In terms of sustainability, the hotel’s drinking water comes in recyclable glass bottles (removal from the premises comes at a cost) while the amenities are from dispensers instead of takeaway bottles.
The pillow and hairdryer issues (as well as the absence of a Bose Bluetooth speaker, which has become the standard in new hotels launched in recent times and is available at Six Senses Duxton) lead to a general preference of Six Senses Duxton over Six Senses Maxwell in terms of the room experience.
MURRAY TERRACE BRASSERIE
Breakfast is served at Murray Terrace Brasserie, the hotel’s all-day European restaurant and bar. Like Yellow Pot at sister hotel Six Senses Duxton, the menu was conceptualised with health and wellness in mind. The brasserie places an emphasis on the use of sustainable and organic ingredients across its dishes, which includes grass-fed meats, sustainable seafood and vegetarian options. Named after the building’s original moniker, the space plays it all warm orange light and classical European woody steakhouse vibes, with window-side aisle and al fresco verandah seating for those who prefer a more naturally illuminated experience.
Hotel guests whose reservations come with breakfast are entitled to one beverage (choose from a range of fresh juices, coffees and Chinese teas from teahouse partner Yixing Xuan Teahouse such as Osmanthus Oolong and Dian Hong Pure Gold), a selection from the “Light Start” menu (sample item: Bee Pollen Parfait, Chia-Almond and Apple Muesli) or a bakery item (sample item: Sourdough Croissant, Pain au Chocolate), as well as a main course from either the “Health & Wellness” (sample item: Avocado Tartine, Shakshuka) or the “Indulge” menus (sample item: Chicken & Waffles, Nutella & Coconut Pain Perdu, Crab Cake Eggs Benedict). Non-hotel guests can either have the dishes a la carte or go for the same “Full Breakfast” package as hotel guests.
Every course we had was a success. From the “Light Start” menu, the Citrus Cured King Ora Salmon (corn and quinoa fritella, crispy skin, pear compote, pear sheet, coconut ginger infusion) plays it all muffin-esque, raisin-sweet and onion-perfumed joy, while the Acai Berry Bowl keeps things fresh with various crunchy granola elements. On the mains front, the Spiced Buckwheat Pancakes (candied butternut pumpkin, orange syrup, hazelnut) alternates between fragrant pancake softness and a sweet potato-esque fleshy agenda, while the Steak & Eggs (grass-fed hanger steak, nettle pesto, eggs, crispy potatoes, smoked tomato bearnaise) was a revelation, from the scene-stealing crisp and buttery nettle pesto toast to the masculine juiciness of the hanger steak.

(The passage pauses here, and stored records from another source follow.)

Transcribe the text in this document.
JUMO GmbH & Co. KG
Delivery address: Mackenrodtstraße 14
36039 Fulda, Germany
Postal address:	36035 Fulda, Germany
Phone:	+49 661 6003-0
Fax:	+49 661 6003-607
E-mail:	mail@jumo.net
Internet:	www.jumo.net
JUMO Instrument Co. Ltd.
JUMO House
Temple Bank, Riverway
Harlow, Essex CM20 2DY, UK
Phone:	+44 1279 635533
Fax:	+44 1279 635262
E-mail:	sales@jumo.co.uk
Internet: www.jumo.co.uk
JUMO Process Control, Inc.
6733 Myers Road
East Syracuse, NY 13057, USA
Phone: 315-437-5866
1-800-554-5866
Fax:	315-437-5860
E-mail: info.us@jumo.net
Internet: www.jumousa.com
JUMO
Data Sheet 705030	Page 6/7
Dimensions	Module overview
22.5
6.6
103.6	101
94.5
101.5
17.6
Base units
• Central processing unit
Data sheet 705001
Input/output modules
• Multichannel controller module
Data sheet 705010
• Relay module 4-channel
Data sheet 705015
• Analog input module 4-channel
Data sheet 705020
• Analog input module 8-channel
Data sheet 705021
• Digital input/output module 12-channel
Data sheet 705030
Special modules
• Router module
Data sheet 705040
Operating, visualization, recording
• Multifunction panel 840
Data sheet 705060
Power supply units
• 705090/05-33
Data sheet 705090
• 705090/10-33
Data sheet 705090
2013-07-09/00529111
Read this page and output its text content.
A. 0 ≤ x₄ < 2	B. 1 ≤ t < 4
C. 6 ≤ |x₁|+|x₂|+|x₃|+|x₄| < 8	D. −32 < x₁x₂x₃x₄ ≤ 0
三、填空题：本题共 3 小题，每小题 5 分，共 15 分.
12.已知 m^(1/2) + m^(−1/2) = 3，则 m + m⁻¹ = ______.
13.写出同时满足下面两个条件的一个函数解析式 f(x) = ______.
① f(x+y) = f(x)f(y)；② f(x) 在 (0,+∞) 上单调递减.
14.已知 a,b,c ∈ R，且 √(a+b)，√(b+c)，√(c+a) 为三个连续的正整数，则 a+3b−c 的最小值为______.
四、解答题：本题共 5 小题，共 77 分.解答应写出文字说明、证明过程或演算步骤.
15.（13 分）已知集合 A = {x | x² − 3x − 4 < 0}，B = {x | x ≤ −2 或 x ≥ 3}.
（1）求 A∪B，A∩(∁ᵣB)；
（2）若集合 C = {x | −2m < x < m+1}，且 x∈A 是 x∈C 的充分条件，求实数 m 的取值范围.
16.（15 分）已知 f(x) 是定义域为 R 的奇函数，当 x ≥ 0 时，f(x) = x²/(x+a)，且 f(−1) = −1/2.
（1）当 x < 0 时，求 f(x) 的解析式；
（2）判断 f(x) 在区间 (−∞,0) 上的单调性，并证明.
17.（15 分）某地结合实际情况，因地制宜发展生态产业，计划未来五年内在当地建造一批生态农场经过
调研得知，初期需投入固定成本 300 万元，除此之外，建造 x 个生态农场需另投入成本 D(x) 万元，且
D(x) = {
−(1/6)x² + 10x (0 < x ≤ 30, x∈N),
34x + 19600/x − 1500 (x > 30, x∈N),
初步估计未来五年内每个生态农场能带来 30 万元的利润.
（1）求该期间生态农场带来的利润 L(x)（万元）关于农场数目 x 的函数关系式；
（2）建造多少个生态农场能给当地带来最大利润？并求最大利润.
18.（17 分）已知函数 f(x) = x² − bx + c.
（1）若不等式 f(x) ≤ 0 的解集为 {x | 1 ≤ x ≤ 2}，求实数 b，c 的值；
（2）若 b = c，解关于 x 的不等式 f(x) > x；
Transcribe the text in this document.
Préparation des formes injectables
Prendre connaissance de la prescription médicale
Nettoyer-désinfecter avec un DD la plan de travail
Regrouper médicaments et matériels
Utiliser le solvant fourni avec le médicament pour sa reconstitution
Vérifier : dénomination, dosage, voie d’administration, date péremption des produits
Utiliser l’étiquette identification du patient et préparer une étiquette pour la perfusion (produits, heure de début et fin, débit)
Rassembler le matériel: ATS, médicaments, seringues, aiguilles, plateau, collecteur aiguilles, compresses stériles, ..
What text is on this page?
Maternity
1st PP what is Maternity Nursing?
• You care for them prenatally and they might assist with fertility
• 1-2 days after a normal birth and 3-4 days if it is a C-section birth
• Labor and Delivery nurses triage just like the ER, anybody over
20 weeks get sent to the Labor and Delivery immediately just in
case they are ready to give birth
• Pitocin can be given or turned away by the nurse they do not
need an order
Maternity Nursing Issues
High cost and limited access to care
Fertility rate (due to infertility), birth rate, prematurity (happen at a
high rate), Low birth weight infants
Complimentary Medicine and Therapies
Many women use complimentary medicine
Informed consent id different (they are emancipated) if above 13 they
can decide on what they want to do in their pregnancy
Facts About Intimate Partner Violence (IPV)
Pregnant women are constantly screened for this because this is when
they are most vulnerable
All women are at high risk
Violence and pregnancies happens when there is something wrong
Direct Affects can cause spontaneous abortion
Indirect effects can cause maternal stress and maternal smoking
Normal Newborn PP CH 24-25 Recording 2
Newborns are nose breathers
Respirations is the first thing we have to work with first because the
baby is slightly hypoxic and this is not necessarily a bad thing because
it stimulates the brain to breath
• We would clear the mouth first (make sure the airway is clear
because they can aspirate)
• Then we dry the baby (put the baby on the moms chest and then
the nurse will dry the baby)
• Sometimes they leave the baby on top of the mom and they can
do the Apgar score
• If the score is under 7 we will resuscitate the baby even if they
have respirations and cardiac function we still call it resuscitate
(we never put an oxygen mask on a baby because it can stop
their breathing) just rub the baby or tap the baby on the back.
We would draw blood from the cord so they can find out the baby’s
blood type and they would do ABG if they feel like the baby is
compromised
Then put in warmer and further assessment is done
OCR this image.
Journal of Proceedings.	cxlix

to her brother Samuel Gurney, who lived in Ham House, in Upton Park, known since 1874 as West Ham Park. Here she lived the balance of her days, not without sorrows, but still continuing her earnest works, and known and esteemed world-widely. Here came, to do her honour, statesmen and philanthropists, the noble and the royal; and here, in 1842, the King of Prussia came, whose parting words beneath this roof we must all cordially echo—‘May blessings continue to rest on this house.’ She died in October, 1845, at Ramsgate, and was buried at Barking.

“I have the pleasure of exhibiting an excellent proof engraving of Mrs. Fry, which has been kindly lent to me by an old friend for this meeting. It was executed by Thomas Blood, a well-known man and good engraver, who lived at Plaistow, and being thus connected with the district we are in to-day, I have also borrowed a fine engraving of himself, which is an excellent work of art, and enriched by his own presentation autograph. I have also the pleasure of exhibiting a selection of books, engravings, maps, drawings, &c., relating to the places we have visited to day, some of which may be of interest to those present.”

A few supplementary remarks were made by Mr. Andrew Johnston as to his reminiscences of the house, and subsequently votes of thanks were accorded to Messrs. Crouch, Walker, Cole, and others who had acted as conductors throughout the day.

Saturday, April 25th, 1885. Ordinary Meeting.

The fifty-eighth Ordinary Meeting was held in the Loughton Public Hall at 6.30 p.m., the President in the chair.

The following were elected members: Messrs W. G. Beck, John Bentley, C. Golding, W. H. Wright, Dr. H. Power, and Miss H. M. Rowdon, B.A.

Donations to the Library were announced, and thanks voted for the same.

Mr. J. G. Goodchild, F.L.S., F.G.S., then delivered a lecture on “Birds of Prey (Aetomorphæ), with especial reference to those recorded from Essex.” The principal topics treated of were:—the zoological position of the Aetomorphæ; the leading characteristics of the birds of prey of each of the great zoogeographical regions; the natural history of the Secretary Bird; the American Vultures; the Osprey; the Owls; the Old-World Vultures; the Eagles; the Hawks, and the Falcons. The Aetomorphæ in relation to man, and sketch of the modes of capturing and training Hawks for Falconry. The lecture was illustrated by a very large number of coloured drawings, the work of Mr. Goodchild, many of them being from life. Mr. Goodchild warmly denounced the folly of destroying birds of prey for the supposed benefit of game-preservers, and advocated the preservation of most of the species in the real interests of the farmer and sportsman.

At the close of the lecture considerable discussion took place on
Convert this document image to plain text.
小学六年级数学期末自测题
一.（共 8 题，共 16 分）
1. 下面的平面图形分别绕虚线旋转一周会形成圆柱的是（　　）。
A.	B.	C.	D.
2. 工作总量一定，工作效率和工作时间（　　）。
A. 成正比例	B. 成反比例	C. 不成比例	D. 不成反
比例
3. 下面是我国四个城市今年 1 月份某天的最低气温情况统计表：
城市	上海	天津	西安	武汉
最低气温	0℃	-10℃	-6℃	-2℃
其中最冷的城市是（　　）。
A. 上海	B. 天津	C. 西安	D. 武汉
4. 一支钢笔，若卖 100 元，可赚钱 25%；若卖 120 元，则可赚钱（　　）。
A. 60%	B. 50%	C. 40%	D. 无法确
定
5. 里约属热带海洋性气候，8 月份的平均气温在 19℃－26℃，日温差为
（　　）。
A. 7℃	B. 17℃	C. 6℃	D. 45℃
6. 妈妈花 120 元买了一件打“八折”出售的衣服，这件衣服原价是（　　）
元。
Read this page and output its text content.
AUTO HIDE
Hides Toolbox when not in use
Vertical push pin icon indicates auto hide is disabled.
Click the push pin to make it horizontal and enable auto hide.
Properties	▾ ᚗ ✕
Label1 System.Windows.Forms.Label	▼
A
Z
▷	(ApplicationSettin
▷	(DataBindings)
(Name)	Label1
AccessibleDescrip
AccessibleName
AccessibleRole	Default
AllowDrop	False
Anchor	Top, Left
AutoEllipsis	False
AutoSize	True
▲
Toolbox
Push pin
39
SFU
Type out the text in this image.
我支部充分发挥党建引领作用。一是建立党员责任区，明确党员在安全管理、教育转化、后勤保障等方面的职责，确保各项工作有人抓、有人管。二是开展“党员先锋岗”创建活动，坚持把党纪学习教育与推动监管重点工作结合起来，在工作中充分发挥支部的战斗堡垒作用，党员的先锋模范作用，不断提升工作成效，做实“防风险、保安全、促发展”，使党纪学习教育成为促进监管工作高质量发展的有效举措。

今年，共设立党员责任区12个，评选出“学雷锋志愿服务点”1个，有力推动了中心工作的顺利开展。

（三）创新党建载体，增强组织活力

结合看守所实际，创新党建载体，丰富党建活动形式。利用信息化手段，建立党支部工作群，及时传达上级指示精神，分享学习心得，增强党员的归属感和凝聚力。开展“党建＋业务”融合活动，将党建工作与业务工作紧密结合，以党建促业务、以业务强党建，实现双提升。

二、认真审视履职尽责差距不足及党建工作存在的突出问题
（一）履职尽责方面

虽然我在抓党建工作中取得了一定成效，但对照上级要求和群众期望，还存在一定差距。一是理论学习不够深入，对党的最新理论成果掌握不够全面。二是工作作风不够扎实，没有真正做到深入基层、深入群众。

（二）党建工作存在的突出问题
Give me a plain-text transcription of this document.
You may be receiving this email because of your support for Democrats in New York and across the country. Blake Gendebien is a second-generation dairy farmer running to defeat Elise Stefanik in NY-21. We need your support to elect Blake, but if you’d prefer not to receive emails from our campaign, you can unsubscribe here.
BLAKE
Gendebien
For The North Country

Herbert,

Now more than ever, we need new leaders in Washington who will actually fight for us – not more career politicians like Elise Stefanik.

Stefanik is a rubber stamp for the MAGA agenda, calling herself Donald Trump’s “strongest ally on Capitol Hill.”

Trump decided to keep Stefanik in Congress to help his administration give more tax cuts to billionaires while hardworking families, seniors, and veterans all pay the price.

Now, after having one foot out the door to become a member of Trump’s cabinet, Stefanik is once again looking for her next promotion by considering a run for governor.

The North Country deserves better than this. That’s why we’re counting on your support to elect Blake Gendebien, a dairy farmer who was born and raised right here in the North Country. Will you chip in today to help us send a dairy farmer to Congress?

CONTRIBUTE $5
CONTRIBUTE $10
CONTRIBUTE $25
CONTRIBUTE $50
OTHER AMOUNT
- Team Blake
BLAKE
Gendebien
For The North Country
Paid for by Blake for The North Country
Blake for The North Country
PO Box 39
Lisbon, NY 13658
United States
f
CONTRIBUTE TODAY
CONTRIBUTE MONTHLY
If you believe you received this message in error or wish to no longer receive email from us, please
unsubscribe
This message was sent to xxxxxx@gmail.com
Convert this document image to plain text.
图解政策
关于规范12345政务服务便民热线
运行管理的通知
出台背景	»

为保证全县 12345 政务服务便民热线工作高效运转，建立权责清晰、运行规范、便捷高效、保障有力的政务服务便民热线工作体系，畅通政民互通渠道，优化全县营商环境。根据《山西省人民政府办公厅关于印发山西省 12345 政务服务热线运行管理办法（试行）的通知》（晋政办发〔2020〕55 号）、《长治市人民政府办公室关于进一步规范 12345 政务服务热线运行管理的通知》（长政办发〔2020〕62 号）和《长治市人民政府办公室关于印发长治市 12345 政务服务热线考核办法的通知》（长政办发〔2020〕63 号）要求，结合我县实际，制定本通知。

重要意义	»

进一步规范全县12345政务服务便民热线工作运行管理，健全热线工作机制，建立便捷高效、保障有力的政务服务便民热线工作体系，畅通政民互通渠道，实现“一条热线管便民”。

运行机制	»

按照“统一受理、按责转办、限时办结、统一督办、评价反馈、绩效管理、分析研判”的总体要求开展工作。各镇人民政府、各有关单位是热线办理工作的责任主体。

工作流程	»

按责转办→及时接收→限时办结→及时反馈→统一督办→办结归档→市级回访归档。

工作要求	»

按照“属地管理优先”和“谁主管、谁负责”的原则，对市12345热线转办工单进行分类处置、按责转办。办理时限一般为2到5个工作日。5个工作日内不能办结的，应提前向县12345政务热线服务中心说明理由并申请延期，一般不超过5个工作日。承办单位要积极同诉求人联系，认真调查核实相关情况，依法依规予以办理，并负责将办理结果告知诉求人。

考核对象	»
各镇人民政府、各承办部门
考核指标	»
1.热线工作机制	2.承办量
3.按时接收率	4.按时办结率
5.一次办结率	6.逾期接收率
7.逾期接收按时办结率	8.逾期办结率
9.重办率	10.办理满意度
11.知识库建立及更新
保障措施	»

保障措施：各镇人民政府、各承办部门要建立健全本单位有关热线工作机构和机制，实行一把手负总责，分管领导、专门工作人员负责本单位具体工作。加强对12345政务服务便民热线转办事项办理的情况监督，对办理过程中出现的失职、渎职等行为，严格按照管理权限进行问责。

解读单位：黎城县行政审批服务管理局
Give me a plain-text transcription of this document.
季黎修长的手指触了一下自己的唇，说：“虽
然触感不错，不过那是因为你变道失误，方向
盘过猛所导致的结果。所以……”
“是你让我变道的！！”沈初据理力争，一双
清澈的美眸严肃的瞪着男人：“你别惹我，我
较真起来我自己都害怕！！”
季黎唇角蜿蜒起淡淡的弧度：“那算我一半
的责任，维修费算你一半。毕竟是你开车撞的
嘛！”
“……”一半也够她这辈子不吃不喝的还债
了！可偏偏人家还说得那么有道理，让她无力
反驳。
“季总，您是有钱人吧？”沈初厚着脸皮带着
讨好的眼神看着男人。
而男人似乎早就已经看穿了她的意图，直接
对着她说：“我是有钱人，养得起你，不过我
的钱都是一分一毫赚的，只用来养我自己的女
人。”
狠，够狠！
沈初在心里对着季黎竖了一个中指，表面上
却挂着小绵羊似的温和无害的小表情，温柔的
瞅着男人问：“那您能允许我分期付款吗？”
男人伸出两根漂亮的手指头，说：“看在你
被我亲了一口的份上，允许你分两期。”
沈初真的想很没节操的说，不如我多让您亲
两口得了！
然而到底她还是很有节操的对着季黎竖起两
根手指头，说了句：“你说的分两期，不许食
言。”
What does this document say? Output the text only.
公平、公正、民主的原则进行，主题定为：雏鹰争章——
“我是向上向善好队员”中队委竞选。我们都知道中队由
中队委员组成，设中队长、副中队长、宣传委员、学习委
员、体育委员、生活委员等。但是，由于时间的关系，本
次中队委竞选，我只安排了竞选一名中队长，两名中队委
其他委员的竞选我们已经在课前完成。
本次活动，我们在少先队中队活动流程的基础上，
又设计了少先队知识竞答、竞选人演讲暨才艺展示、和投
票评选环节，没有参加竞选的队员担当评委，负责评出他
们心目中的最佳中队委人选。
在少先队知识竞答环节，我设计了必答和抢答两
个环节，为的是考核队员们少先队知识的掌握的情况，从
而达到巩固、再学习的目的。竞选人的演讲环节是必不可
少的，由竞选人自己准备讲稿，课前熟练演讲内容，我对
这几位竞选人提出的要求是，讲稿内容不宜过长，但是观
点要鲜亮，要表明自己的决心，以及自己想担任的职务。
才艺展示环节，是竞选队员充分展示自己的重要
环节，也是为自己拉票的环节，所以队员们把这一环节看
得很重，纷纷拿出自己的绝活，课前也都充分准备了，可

In terms of breakfast dining, Murray Terrace Brasserie left a stronger impression than the already commendable Yellow Pot at Six Senses Duxton.
At the time of this post, dining at Murray Terrace Brasserie is only available to in-house hotel guests.
While I prefer the room experience at Six Senses Duxton over Six Senses Maxwell at this juncture, the issues I had with the room are easily addressed, and various improvements can surely be made to improve the guest experience. Notwithstanding, in terms of pure aesthetic, it stands that Six Senses Duxton is the bolder and sexier younger sister to Six Senses Maxwell’s more conventional and sensible older sibling.
In terms of dining, however, the variety in terms of choice and the strength of the breakfast/brunch experience at Murray Terrace Brasserie leave me strongly intrigued, and I will definitely return to try out the full Six Senses Maxwell dining experience once all the concepts are fully rolled out (in particular the heritage-inspired cuisine at Tras & Cook Social Library, which was not available at the time of my stay).